Dalam mempelajari fenomena psikis, psikologi berusaha menggali sesuatu dibalik fenomena tersebut dengan metode ilmiah yang sistematis dan objektif. Ingat objektif itu apa?
"objektif  itu hmmm intinya objektif itu apa adanya"

Sip, objektif adalah apa adanya. Nah ketika seorang psikolog meneliti tentang perilaku PSK, maka UNTUK SEMENTARA WAKTU DALAM PENELITIANNYA ia harus melepaskan diri dari penilaian baik dan buruk tentang si PSK tersebut agar hasil penelitiannya objektif. Jika hasil penelitiannya objektif maka akan lebih tepat dalam mencari solusi-solusi dari permasalahan tersebut. Nih aku ceritakan penelitian psikolog tentang PSK yang nggak objektif

"ada seorang psikolog yang dalam penelitiannya terpengaruh oleh norma adat istiadatnya, bahwa PSK itu haram, menjijikan dan layak dibasmi karena menimbulkan kemaksiatan yang luar biasa. Akhirnya dalam laporan penelitiannya dia merekomendasikan kepada Dinas Sosial agar semua lokasi dipasang bom yang meledak pada malam hari, agar PSK bersama hidung loreng eh hidung belangnya ikut terbasmi"
"solusi yang aneh"

Nah itulah pentingnya sikap objektif dalam meneliti.

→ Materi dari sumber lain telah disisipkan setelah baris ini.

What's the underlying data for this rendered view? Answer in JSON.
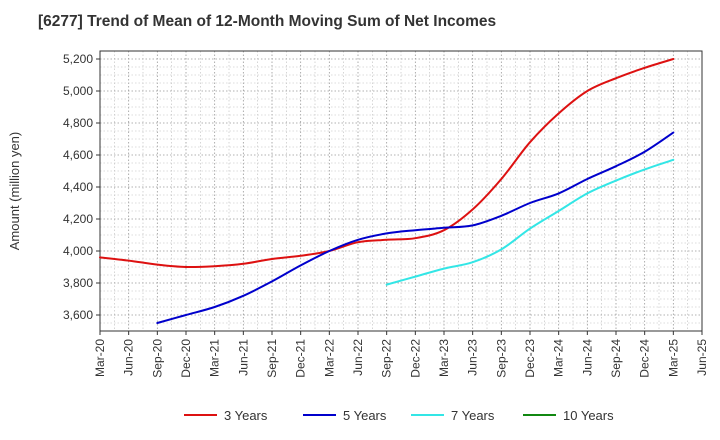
{
  "chart_data": {
    "type": "line",
    "title": "[6277]  Trend of Mean of 12-Month Moving Sum of Net Incomes",
    "ylabel": "Amount (million yen)",
    "xlabel": "",
    "ylim": [
      3500,
      5250
    ],
    "yticks": [
      3600,
      3800,
      4000,
      4200,
      4400,
      4600,
      4800,
      5000,
      5200
    ],
    "ytick_labels": [
      "3,600",
      "3,800",
      "4,000",
      "4,200",
      "4,400",
      "4,600",
      "4,800",
      "5,000",
      "5,200"
    ],
    "categories": [
      "Mar-20",
      "Jun-20",
      "Sep-20",
      "Dec-20",
      "Mar-21",
      "Jun-21",
      "Sep-21",
      "Dec-21",
      "Mar-22",
      "Jun-22",
      "Sep-22",
      "Dec-22",
      "Mar-23",
      "Jun-23",
      "Sep-23",
      "Dec-23",
      "Mar-24",
      "Jun-24",
      "Sep-24",
      "Dec-24",
      "Mar-25",
      "Jun-25"
    ],
    "grid": true,
    "legend_position": "bottom",
    "series": [
      {
        "name": "3 Years",
        "color": "#dd1111",
        "values": [
          3960,
          3940,
          3915,
          3900,
          3905,
          3920,
          3950,
          3970,
          4000,
          4055,
          4070,
          4080,
          4130,
          4260,
          4450,
          4680,
          4860,
          5000,
          5080,
          5145,
          5200,
          null
        ]
      },
      {
        "name": "5 Years",
        "color": "#0000cc",
        "values": [
          null,
          null,
          3550,
          3600,
          3650,
          3720,
          3810,
          3910,
          4000,
          4070,
          4110,
          4130,
          4145,
          4160,
          4220,
          4300,
          4360,
          4450,
          4530,
          4620,
          4740,
          null
        ]
      },
      {
        "name": "7 Years",
        "color": "#33e6e6",
        "values": [
          null,
          null,
          null,
          null,
          null,
          null,
          null,
          null,
          null,
          null,
          3790,
          3840,
          3890,
          3930,
          4010,
          4140,
          4250,
          4360,
          4440,
          4510,
          4570,
          null
        ]
      },
      {
        "name": "10 Years",
        "color": "#118811",
        "values": [
          null,
          null,
          null,
          null,
          null,
          null,
          null,
          null,
          null,
          null,
          null,
          null,
          null,
          null,
          null,
          null,
          null,
          null,
          null,
          null,
          null,
          null
        ]
      }
    ]
  }
}
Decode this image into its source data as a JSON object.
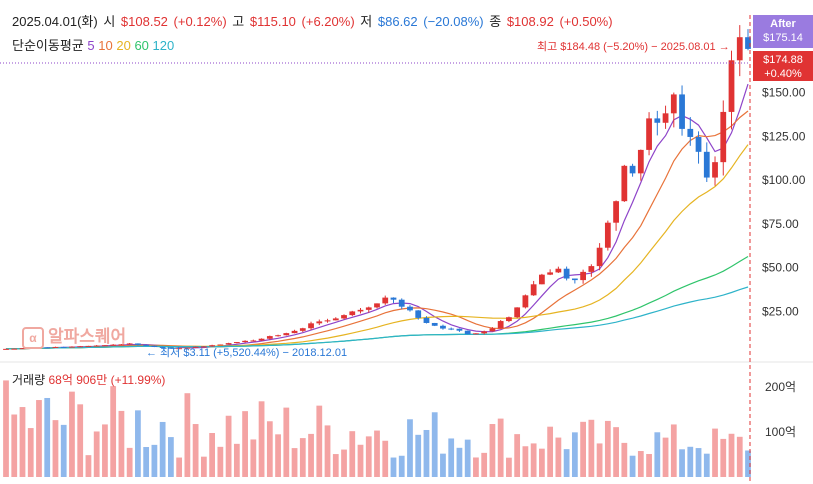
{
  "header": {
    "date": "2025.04.01(화)",
    "open_label": "시",
    "open_value": "$108.52",
    "open_change": "(+0.12%)",
    "high_label": "고",
    "high_value": "$115.10",
    "high_change": "(+6.20%)",
    "low_label": "저",
    "low_value": "$86.62",
    "low_change": "(−20.08%)",
    "close_label": "종",
    "close_value": "$108.92",
    "close_change": "(+0.50%)"
  },
  "ma_legend": {
    "label": "단순이동평균",
    "periods": [
      "5",
      "10",
      "20",
      "60",
      "120"
    ],
    "colors": [
      "#8e44c9",
      "#e8733a",
      "#e6b422",
      "#2fc46b",
      "#2eb3c9"
    ]
  },
  "volume_header": {
    "label": "거래량",
    "value": "68억 906만",
    "change": "(+11.99%)"
  },
  "badges": {
    "after_label": "After",
    "after_price": "$175.14",
    "last_price": "$174.88",
    "last_change": "+0.40%"
  },
  "annotations": {
    "high": "최고 $184.48 (−5.20%) − 2025.08.01",
    "low": "최저 $3.11 (+5,520.44%) − 2018.12.01"
  },
  "watermark": "알파스퀘어",
  "colors": {
    "up": "#e03333",
    "down": "#2a78d6",
    "vol_up": "#f4a3a3",
    "vol_down": "#8fb8ec"
  },
  "chart_data": {
    "type": "candlestick",
    "title": "",
    "ylim": [
      0,
      200
    ],
    "price_ticks": [
      25,
      50,
      75,
      100,
      125,
      150
    ],
    "price_tick_labels": [
      "$25.00",
      "$50.00",
      "$75.00",
      "$100.00",
      "$125.00",
      "$150.00"
    ],
    "volume_ticks": [
      100,
      200
    ],
    "volume_tick_labels": [
      "100억",
      "200억"
    ],
    "close": [
      3.5,
      3.6,
      3.9,
      4.1,
      4.4,
      4.2,
      4.6,
      4.4,
      4.8,
      5.0,
      5.2,
      5.4,
      5.6,
      5.9,
      6.1,
      6.6,
      5.8,
      5.3,
      4.6,
      4.3,
      3.6,
      3.9,
      4.2,
      4.7,
      4.9,
      5.6,
      6.0,
      6.8,
      7.4,
      8.1,
      8.3,
      9.3,
      10.8,
      11.3,
      12.5,
      13.8,
      15.3,
      18.1,
      19.2,
      19.8,
      20.9,
      22.8,
      24.9,
      25.8,
      27.2,
      29.5,
      32.8,
      31.6,
      27.6,
      25.5,
      21.2,
      18.3,
      16.7,
      15.1,
      15.0,
      13.9,
      11.9,
      12.4,
      13.5,
      15.2,
      19.4,
      21.6,
      27.2,
      34.1,
      40.4,
      45.9,
      47.2,
      49.3,
      43.7,
      42.8,
      47.5,
      50.8,
      61.3,
      75.6,
      87.9,
      108.1,
      103.8,
      117.2,
      135.2,
      132.7,
      138.1,
      148.9,
      129.2,
      124.6,
      116.1,
      101.4,
      110.2,
      138.9,
      168.4,
      181.6,
      174.9
    ]
  }
}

Masalah psikolog yang menghalalkan perilaku menyimpang seperti gay maupun lesbian itu tergantung di mana psikolog itu bekerja dan apa isi undang-undang kode etik yang dia pakai. Psikolog Indonesia yang memiliki klien seorang  Gay mungkin akan berkata:

"Tenang aja mas, perilaku gay dapat diubah melalui beberapa terapi, tapi yang terpenting adalah kemauan mas sendiri. Bukankah mas tidak mau dikucilkan dari masyarakat? Masyarakat pasti mengharapkan mas menjadi pribadi yang normal"
"kok psikolognya amatiran gitu sih?"

Namanya juga ilustrasi.

Nah Psikolog di Amerika yang memiliki klien seorang gay juga mungkin akan berkata:

"kenapa mas stress, bimbang, dan putus asa? negara tidak akan mendiskriminasikan anda sebagai orang yang mengalami penyakit jiwa karena tidak ada undang-undang yang melarang gay. sudah banyak orang-orang seperti mas di negara ini, dan mereka menikmati hidupnya dengan pasangannya?"

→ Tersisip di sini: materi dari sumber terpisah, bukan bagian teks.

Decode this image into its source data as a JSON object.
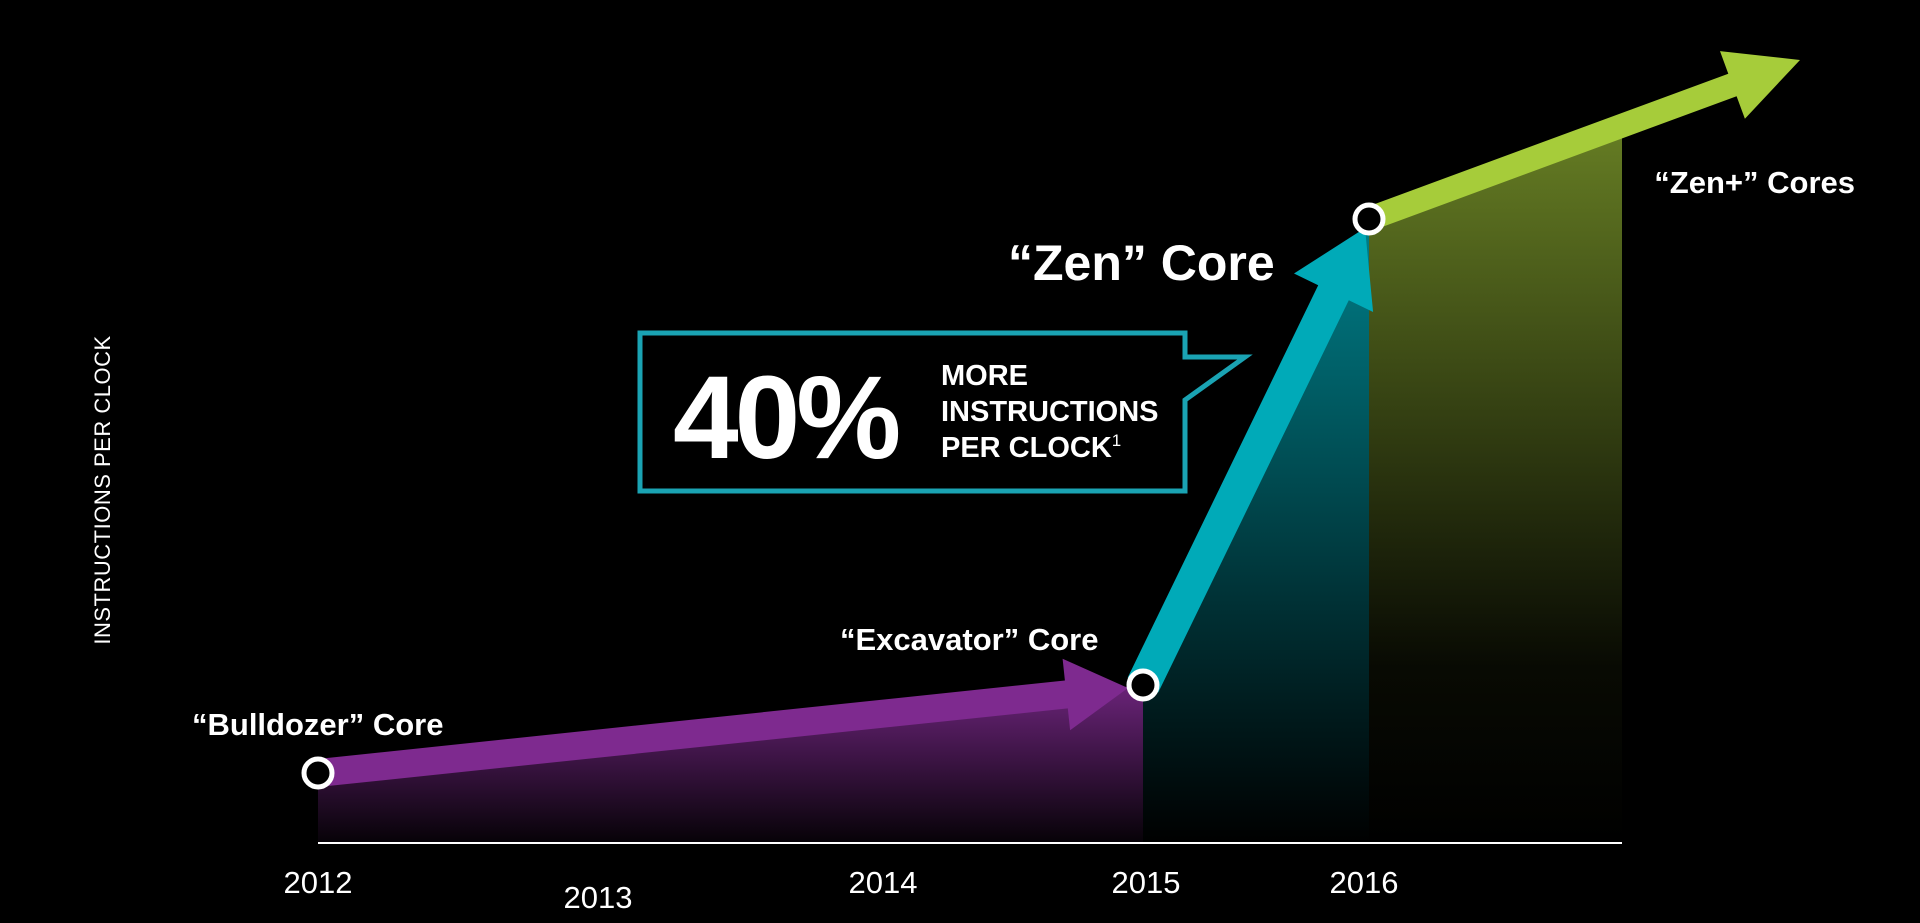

Nah jadi masalah kinerja psikolog, sekali lagi psikolog yang profesional harus mampu memahami permasalahan-permasalahan kliennya dengan memperhatikan kode etik serta norma-norma dimana kliennya itu tinggal. Kode etik biasanya selalu diselaraskan dengan nilai-nilai kehidupan masyarakat dimana kode etik itu dibuat.